Cette loi promulguée en 1976, ne s'applique «qu'aux États-Unis et à ses représentants», ont expliqué hier des responsables de l'administration venus apporter des précisions sur les propos d'Ari Fleischer. «Lors d'une guerre, les centres de commandement et de contrôle sont des objectifs légitimes. C'était le cas en 1991 et en 1944», a souligné l'un de ces responsables. Mais les États-Unis n'entraînent pas l'opposition irakienne en vue d'un éventuel assassinat de Saddam Hussein et personne ne le suggère.»
Les États-Unis et la Grande-Bretagne négociaient encore hier avec les autres membres permanents du Conseil de sécurité (France, Chine et Russie) un nouveau texte mais n'ont pas réussi jusqu'à présent à vaincre leurs réticences.
Un Congrès récalcitrant
La Maison-Blanche a également fait le gros dos hier face aux obstacles rencontrés au Congrès où elle essaye depuis une dizaine de jours de faire voter une résolution l'autorisant à utiliser les forces armées américaines si l'Irak n'accepte pas de se désarmer.
Deux sénateurs appartenant au parti républicain du président, Richard Lugar et Chuck Hagel, ont estimé que l'administration présidentielle devait en premier lieu réunir une coalition internationale et épuiser toutes les ressources de la diplomatie avant d'envisager un recours à la force. Certains démocrates veulent également adoucir le projet de résolution de la Maison-Blanche.
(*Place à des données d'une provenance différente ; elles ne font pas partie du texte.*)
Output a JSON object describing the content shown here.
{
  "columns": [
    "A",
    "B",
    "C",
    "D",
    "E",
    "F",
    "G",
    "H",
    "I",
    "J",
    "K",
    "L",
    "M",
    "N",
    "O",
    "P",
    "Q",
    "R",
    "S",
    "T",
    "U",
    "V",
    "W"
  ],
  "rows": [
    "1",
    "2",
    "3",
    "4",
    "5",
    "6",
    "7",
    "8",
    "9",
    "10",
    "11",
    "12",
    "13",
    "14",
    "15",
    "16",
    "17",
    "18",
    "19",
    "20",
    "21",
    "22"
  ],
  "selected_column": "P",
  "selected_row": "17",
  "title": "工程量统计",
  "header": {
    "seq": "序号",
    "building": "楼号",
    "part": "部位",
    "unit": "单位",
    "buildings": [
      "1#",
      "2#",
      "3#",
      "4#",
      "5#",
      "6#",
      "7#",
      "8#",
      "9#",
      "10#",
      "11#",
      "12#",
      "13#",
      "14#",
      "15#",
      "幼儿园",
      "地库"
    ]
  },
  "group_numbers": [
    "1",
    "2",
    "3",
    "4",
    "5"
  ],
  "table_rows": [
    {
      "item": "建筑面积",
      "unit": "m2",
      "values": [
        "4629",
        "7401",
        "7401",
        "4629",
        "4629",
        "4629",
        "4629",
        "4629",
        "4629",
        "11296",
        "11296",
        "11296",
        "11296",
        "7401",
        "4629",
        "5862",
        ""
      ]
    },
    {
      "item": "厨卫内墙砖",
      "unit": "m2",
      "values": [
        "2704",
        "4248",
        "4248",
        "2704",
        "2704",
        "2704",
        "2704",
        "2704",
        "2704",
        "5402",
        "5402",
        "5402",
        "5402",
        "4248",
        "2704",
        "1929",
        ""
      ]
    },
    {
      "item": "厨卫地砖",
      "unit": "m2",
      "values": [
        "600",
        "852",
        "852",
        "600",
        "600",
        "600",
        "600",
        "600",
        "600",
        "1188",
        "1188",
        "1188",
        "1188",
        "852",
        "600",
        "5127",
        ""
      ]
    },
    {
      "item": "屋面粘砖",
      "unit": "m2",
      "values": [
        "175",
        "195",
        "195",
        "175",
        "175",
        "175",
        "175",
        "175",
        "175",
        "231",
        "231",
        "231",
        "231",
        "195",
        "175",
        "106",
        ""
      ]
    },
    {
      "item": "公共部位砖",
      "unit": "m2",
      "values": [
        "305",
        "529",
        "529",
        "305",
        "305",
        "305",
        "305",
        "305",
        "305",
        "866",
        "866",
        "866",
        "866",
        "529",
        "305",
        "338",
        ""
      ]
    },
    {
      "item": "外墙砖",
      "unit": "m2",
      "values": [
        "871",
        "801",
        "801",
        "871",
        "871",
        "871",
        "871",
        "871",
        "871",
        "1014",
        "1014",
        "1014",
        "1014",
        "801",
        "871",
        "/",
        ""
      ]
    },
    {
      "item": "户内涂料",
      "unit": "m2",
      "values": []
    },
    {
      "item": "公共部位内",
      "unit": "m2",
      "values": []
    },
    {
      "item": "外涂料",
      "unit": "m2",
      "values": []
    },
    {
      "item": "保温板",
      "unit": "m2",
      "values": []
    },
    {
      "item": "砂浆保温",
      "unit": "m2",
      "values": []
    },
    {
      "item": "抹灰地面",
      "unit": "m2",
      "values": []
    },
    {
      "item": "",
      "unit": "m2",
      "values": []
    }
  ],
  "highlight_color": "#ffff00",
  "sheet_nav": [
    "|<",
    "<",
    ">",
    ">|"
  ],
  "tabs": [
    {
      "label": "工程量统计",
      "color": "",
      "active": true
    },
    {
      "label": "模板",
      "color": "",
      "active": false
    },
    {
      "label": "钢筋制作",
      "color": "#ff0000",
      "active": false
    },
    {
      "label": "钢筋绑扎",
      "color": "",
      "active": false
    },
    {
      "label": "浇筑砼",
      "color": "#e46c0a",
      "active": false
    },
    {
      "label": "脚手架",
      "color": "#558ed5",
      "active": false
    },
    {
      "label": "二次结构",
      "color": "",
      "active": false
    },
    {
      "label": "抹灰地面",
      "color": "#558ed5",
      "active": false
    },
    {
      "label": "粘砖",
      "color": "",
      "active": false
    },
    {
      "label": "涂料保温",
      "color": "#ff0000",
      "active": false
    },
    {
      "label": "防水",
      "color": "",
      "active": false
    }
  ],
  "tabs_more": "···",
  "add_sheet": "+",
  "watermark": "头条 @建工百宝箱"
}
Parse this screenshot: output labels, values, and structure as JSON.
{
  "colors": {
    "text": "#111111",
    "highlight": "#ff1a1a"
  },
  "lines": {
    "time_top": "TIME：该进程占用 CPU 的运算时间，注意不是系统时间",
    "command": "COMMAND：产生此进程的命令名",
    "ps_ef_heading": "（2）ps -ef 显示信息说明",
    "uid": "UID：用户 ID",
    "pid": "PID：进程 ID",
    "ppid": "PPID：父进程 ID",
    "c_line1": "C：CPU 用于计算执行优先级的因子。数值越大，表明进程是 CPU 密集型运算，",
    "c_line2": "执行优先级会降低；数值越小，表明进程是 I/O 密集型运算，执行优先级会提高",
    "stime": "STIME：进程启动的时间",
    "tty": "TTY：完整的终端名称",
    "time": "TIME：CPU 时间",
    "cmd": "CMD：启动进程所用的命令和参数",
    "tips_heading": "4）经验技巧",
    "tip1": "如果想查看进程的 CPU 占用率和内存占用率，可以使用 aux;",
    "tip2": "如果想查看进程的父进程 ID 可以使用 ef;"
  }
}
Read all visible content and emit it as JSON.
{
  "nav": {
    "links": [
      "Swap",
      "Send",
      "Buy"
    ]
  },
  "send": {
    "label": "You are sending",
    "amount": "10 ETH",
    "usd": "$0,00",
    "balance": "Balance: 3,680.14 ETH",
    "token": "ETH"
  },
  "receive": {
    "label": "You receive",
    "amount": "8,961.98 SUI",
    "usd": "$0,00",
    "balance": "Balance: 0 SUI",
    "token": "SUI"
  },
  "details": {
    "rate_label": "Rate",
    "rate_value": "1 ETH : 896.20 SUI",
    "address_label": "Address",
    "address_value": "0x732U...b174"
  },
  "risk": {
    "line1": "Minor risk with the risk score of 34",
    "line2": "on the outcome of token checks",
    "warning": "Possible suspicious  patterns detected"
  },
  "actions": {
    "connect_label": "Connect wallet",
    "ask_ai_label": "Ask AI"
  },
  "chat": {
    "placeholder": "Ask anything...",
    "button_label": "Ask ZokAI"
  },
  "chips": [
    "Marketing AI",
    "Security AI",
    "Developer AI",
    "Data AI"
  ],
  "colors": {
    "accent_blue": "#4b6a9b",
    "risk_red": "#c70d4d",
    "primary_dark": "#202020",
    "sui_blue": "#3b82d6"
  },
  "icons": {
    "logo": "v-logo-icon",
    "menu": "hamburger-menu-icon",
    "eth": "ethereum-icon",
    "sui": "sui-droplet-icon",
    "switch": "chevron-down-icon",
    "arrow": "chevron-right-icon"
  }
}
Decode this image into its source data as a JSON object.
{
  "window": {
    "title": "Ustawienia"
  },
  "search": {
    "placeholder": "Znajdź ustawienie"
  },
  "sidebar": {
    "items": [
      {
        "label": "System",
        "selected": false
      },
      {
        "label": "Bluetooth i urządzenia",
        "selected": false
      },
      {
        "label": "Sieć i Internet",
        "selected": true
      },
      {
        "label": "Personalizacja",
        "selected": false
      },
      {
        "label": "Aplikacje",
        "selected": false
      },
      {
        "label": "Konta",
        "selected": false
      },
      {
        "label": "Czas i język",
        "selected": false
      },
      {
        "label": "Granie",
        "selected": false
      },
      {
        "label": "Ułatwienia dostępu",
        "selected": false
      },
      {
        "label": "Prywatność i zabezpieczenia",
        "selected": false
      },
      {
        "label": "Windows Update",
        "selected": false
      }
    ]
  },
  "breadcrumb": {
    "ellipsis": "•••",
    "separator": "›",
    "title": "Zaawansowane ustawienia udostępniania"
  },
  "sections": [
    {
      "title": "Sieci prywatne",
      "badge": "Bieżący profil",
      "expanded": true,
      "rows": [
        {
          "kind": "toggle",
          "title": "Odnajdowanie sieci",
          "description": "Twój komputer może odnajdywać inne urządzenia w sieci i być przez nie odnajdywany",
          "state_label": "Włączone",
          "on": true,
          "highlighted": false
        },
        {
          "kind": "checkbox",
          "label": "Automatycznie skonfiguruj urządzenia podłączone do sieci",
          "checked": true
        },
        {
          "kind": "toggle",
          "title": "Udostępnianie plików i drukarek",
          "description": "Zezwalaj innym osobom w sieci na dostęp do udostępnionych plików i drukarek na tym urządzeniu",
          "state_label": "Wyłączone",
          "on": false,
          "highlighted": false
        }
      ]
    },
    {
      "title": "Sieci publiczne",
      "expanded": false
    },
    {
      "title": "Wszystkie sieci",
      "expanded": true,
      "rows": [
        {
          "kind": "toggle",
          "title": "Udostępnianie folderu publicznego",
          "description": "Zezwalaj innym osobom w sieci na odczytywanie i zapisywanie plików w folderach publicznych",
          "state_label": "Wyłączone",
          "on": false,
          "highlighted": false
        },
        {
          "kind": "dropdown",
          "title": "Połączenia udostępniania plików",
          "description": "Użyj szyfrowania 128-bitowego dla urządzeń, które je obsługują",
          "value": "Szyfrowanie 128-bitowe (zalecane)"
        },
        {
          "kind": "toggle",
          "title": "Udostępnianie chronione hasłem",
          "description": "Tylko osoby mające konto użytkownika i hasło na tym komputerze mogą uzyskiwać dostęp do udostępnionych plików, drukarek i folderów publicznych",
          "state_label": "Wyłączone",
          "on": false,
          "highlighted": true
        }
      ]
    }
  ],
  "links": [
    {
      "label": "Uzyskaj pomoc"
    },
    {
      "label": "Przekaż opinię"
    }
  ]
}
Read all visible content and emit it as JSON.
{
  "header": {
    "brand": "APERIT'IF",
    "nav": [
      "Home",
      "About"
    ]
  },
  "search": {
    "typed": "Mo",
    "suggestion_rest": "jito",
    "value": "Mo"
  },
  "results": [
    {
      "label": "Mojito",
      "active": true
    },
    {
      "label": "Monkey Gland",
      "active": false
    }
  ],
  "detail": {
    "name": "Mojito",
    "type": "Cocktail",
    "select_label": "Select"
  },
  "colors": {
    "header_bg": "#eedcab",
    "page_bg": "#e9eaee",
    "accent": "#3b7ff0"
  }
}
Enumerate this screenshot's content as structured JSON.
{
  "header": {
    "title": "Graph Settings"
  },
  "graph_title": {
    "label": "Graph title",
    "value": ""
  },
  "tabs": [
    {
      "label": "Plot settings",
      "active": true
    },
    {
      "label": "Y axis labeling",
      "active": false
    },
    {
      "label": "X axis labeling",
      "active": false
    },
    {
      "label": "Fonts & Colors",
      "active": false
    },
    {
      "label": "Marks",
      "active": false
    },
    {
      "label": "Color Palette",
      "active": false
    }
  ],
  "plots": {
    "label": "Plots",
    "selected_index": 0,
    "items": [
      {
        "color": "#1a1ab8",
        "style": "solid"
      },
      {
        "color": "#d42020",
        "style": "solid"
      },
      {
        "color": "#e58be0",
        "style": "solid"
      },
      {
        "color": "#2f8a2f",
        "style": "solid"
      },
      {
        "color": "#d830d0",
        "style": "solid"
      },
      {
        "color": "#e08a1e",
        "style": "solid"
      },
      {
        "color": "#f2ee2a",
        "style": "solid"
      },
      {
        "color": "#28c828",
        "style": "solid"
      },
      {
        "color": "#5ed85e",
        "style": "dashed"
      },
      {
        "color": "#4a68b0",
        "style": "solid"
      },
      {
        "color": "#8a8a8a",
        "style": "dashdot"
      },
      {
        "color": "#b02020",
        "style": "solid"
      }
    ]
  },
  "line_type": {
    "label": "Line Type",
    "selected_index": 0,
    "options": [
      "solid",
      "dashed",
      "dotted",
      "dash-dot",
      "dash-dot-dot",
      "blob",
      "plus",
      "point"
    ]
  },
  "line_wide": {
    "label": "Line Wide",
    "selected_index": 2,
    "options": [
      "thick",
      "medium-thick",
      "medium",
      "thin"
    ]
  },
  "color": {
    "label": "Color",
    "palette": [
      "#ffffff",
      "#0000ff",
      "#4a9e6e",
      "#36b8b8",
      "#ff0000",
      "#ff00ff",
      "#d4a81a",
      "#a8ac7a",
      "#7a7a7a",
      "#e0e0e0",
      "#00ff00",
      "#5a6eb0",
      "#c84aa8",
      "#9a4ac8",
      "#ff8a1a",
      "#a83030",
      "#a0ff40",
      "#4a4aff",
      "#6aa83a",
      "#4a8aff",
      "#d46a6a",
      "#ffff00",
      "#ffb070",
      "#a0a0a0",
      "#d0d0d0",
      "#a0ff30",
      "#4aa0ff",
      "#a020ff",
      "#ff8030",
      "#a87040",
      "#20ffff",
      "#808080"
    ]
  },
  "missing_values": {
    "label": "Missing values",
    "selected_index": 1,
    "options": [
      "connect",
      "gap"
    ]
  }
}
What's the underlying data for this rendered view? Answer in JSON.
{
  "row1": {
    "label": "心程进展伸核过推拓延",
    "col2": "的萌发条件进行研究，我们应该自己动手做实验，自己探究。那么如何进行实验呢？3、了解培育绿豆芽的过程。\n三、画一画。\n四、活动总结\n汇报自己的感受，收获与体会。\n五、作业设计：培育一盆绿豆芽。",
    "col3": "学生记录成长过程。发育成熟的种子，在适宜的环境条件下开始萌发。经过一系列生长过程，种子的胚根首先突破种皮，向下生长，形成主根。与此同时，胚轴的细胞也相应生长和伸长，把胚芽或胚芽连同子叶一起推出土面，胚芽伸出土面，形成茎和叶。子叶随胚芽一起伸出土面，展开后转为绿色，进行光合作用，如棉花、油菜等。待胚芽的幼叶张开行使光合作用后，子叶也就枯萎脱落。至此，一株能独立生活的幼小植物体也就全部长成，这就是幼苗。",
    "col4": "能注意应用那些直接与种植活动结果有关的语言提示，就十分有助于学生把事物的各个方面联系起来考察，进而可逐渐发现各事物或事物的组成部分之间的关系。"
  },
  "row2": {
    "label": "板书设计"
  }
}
Ainsi, le leader de la majorité démocrate au Sénat, Tom Dashle, s'est félicité de la contre-proposition du sénateur Lugar, cosigné par le démocrate Joseph Biden, président de la commission des Affaires étrangères du Sénat, et qui va précisément dans ce sens.
«Les membres des deux partis travaillent pour arriver à un consensus [...] mais je ne veux pas d'une résolution qui me lie les mains, d'une résolution qui serait plus faible que celle que le Congrès a déjà votée en 1998», a affirmé George W. Bush hier, en affirmant toutefois reconnaître que «l'option militaire n'est pas nécessairement le premier choix».
Ottawa: à l'ONU d'agir
Par ailleurs, à Ottawa, lors d'un débat sur l'Irak, hier soir, le ministre canadien des Affaires étrangères, Bill Graham, a déclaré en réponse à une question de la députée bloquiste Francine Lalonde «que la politique de ce gouvernement a toujours été d'agir par le biais des Nations unies.»
Plus tôt dans la journée, dans sa réponse au discours du Trône, le premier ministre Jean Chrétien avait donné quelques coups de gueule à l'endroit des États-Unis, leur unilatéralisme et leurs subventions à l'agriculture.
«Il est dans notre intérêt à tous d'utiliser le pouvoir des institutions internationales dans ce monde complexe. L'action collective [...] est le meilleur moyen de s'occuper des États qui soutiennent le terrorisme ou qui essaient de développer des armes de destruction massive», a déclaré le premier ministre.